Le rapatriement des données personnelles des Brésiliens retoquée
Autre volet important de cette proposition de loi : la protection des données et de la vie privée. Alors que la présidente du Brésil, Dilma Roussef, avait tenté de se poser en opposante n°1 aux pratiques de la NSA et à la surveillance généralisée des internautes, le « Marco Civil da Internet » avait initialement pour ambition d’exiger des acteurs étrangers (Google, Facebook,...) le rapatriement des données concernant les internautes Brésiliens sur des serveurs situés au Brésil, afin de limiter l’espionnage de la NSA.
Mais finalement, le législateur a dû faire marche arrière et retirer ces dispositions. L’article 11 du projet de loi prévoit néanmoins que les sociétés étrangères collectant ou hébergeant des données personnelles ou des correspondances d’internautes situés au Brésil doivent se plier à la législation nationale, notamment s’agissant de protection des données personnelles ou de droit au respect de la vie privée.
Un texte observé de près au niveau international
Même si l’adoption de ce texte à la Chambre des députés ne constitue qu’une première étape avant que le Sénat ne se prononce à son tour sur son contenu, la nouvelle a quoi qu’il en soit été applaudie, par exemple par la Web Fondation - laquelle est présidée par Tim Berners-Lee, l’un des pères de l’internet. Aux yeux de l’organisation, le projet de loi voté au Brésil donne en l’état « des garanties solides et effectives » aux Brésiliens en matière de liberté d'expression, de neutralité du Net ou de droit à la vie privée. Tout en reconnaissant que le texte « n’est pas parfait », à l’instar « de tous les compromis politiques », le « courage et la vision » des autorités brésiliennes sont vivement saluées. Tim Berners-Lee avait d’ailleurs affirmé lundi dans un billet que l’adoption du Marco Civil serait « le meilleur cadeau d’anniversaire possible pour les internautes du Brésil et du monde entier », en référence au 25ème anniversaire du web.

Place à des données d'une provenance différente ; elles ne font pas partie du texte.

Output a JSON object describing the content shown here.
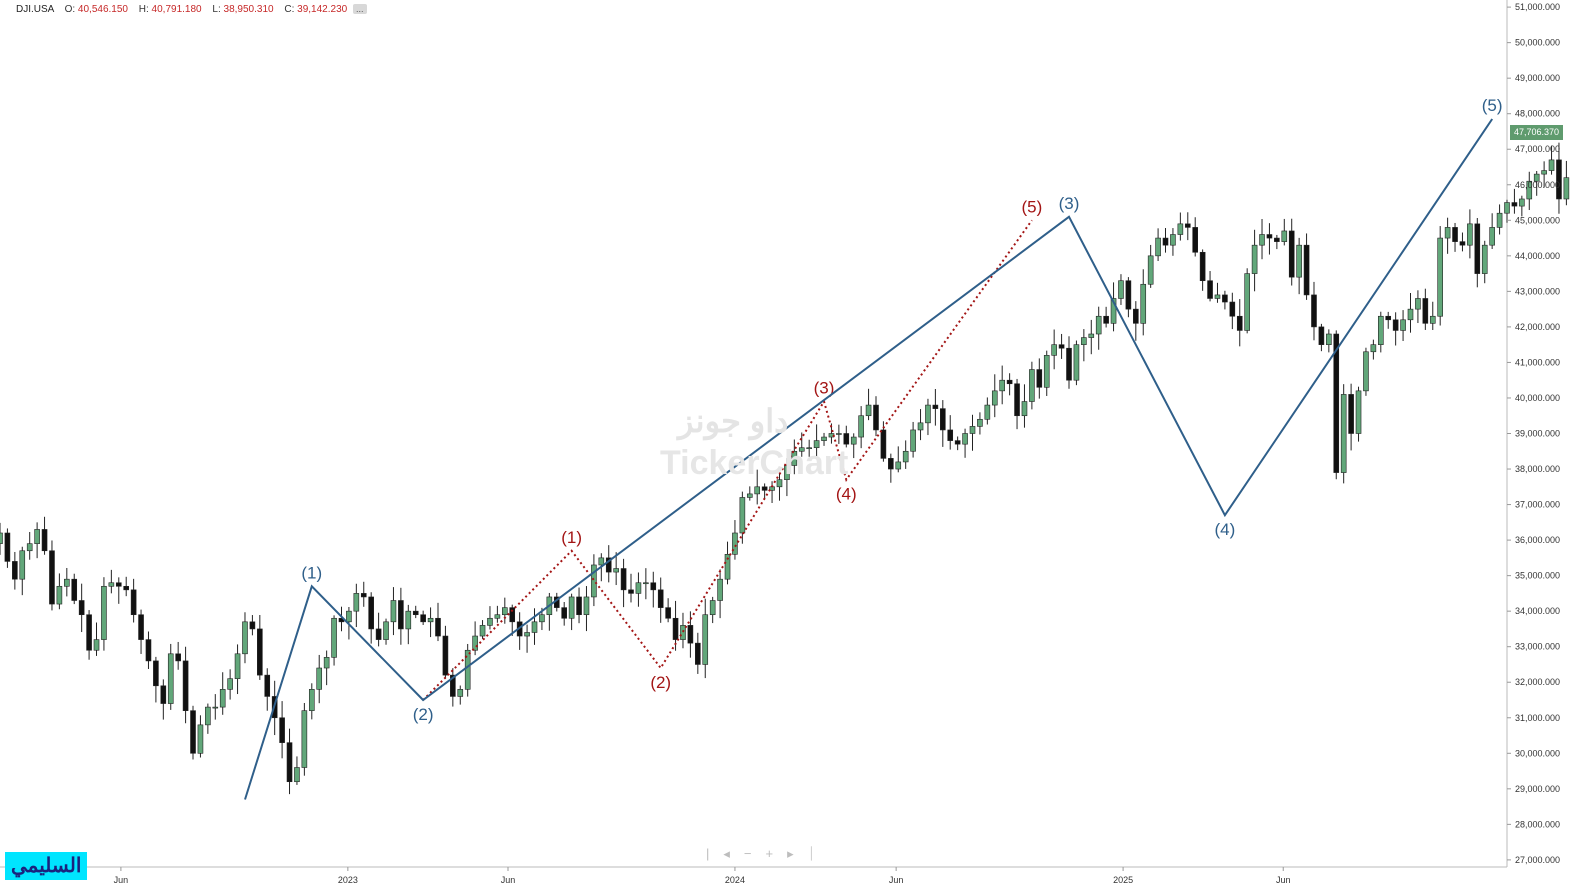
{
  "header": {
    "symbol": "DJI.USA",
    "open_label": "O:",
    "open": "40,546.150",
    "high_label": "H:",
    "high": "40,791.180",
    "low_label": "L:",
    "low": "38,950.310",
    "close_label": "C:",
    "close": "39,142.230",
    "more": "..."
  },
  "last_price": "47,706.370",
  "watermark": {
    "arabic": "داو جونز",
    "brand": "TickerChart"
  },
  "nav_glyphs": "|◂−+▸⏐",
  "author_badge": "السليمي",
  "colors": {
    "up": "#62a77a",
    "down": "#111111",
    "primary_wave": "#2f5f8a",
    "sub_wave": "#a31515",
    "badge_bg": "#00e5ff"
  },
  "chart_data": {
    "type": "candlestick",
    "title": "",
    "yaxis": {
      "ylim": [
        26800,
        51200
      ],
      "ticks": [
        27000,
        28000,
        29000,
        30000,
        31000,
        32000,
        33000,
        34000,
        35000,
        36000,
        37000,
        38000,
        39000,
        40000,
        41000,
        42000,
        43000,
        44000,
        45000,
        46000,
        47000,
        48000,
        49000,
        50000,
        51000
      ],
      "tick_labels": [
        "27,000.000",
        "28,000.000",
        "29,000.000",
        "30,000.000",
        "31,000.000",
        "32,000.000",
        "33,000.000",
        "34,000.000",
        "35,000.000",
        "36,000.000",
        "37,000.000",
        "38,000.000",
        "39,000.000",
        "40,000.000",
        "41,000.000",
        "42,000.000",
        "43,000.000",
        "44,000.000",
        "45,000.000",
        "46,000.000",
        "47,000.000",
        "48,000.000",
        "49,000.000",
        "50,000.000",
        "51,000.000"
      ],
      "side": "right"
    },
    "xaxis": {
      "type": "date",
      "range": [
        "2022-02-07",
        "2025-12-29"
      ],
      "ticks": [
        {
          "date": "2022-06-01",
          "label": "Jun"
        },
        {
          "date": "2023-01-01",
          "label": "2023"
        },
        {
          "date": "2023-06-01",
          "label": "Jun"
        },
        {
          "date": "2024-01-01",
          "label": "2024"
        },
        {
          "date": "2024-06-01",
          "label": "Jun"
        },
        {
          "date": "2025-01-01",
          "label": "2025"
        },
        {
          "date": "2025-06-01",
          "label": "Jun"
        }
      ]
    },
    "frequency": "weekly",
    "first_week": "2022-02-07",
    "closes": [
      36200,
      35400,
      34900,
      35700,
      35900,
      36300,
      35700,
      34200,
      34700,
      34900,
      34300,
      33900,
      32900,
      33200,
      34700,
      34800,
      34700,
      34600,
      33900,
      33200,
      32600,
      31900,
      31400,
      32800,
      32600,
      31200,
      30000,
      30800,
      31300,
      31300,
      31800,
      32100,
      32800,
      33700,
      33500,
      32200,
      31600,
      31000,
      30300,
      29200,
      29600,
      31200,
      31800,
      32400,
      32700,
      33800,
      33700,
      34000,
      34500,
      34400,
      33500,
      33200,
      33700,
      34300,
      33500,
      34000,
      33900,
      33700,
      33800,
      33300,
      32200,
      31600,
      31800,
      32900,
      33300,
      33600,
      33800,
      33900,
      34100,
      33700,
      33300,
      33400,
      33700,
      33900,
      34400,
      34100,
      33800,
      34400,
      33900,
      34400,
      35300,
      35500,
      35100,
      35200,
      34600,
      34500,
      34800,
      34800,
      34600,
      34100,
      33800,
      33200,
      33600,
      33100,
      32500,
      33900,
      34300,
      34900,
      35600,
      36200,
      37200,
      37300,
      37500,
      37400,
      37500,
      37700,
      38100,
      38500,
      38600,
      38600,
      38800,
      38900,
      39000,
      39000,
      38700,
      38900,
      39500,
      39800,
      39100,
      38300,
      38000,
      38200,
      38500,
      39100,
      39300,
      39800,
      39700,
      39100,
      38800,
      38700,
      39000,
      39200,
      39400,
      39800,
      40200,
      40500,
      40400,
      39500,
      39900,
      40800,
      40300,
      41200,
      41500,
      41400,
      40500,
      41500,
      41700,
      41800,
      42300,
      42100,
      42800,
      43300,
      42500,
      42100,
      43200,
      44000,
      44500,
      44300,
      44600,
      44900,
      44800,
      44100,
      43300,
      42800,
      42900,
      42700,
      42300,
      41900,
      43500,
      44300,
      44600,
      44500,
      44400,
      44700,
      43400,
      44300,
      42900,
      42000,
      41500,
      41800,
      37900,
      40100,
      39000,
      40200,
      41300,
      41500,
      42300,
      42200,
      41900,
      42200,
      42500,
      42800,
      42100,
      42300,
      44500,
      44800,
      44400,
      44300,
      44900,
      43500,
      44300,
      44800,
      45200,
      45500,
      45400,
      45600,
      46100,
      46300,
      46400,
      46700,
      45600,
      46200,
      46800,
      47706.37
    ],
    "wave_primary": {
      "points": [
        {
          "date": "2022-09-26",
          "value": 28700,
          "label": ""
        },
        {
          "date": "2022-11-28",
          "value": 34700,
          "label": "(1)"
        },
        {
          "date": "2023-03-13",
          "value": 31500,
          "label": "(2)"
        },
        {
          "date": "2024-11-11",
          "value": 45100,
          "label": "(3)"
        },
        {
          "date": "2025-04-07",
          "value": 36700,
          "label": "(4)"
        },
        {
          "date": "2025-12-15",
          "value": 47850,
          "label": "(5)"
        }
      ]
    },
    "wave_secondary": {
      "points": [
        {
          "date": "2023-03-13",
          "value": 31500,
          "label": ""
        },
        {
          "date": "2023-07-31",
          "value": 35700,
          "label": "(1)"
        },
        {
          "date": "2023-10-23",
          "value": 32400,
          "label": "(2)"
        },
        {
          "date": "2024-03-25",
          "value": 39900,
          "label": "(3)"
        },
        {
          "date": "2024-04-15",
          "value": 37700,
          "label": "(4)"
        },
        {
          "date": "2024-10-07",
          "value": 45000,
          "label": "(5)"
        }
      ]
    }
  }
}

Ce projet de loi avait également obtenu l’automne dernier un vif soutien de plusieurs organisations de renom, dont WikiLeaks, Reporters Sans Frontières, La Quadrature du Net, l’April, Bits of Freedom, European Digital Rights, etc. Ces dernières voyaient alors dans l’adoption de ce texte « un modèle que les citoyens et leurs représentants dans tous les pays pourraient reproduire pour permettre le développement d'un Internet libre et ouvert et garantir la protection des libertés sur Internet ».
La neutralité du Net toujours dans les cartons en France
Si le Brésil adoptait définitivement cette loi, il deviendrait l’un des rares pays au monde à intégrer la neutralité du Net dans son édifie normatif. Jusqu’ici, seuls les Pays-Bas, la Slovénie et le Chili sont connus pour s'être engagés sur cette voie. En France, le Conseil national du numérique avait affirmé il y a quasiment un an jour pour jour qu’il conviendrait également de légiférer sur ce point, après que l’exécutif lui a demandé son avis. Mais le dispositif proposé avait eu du mal à convaincre (voir notre article, ainsi que cette interview de la députée Laure de la Raudière).
Depuis, le gouvernement n’a pas indiqué s’il souhaitait reprendre telle quelle la proposition. La ministre déléguée à l’Économie numérique, Fleur Pellerin, a néanmoins laissé entendre que le futur projet de loi sur numérique devrait concerner la neutralité du Net. Initialement promis pour début 2014 « au plus tard », ce texte peine cependant à pointer le bout de son nez. Il ne pourrait être présenté devant le Parlement qu’en septembre.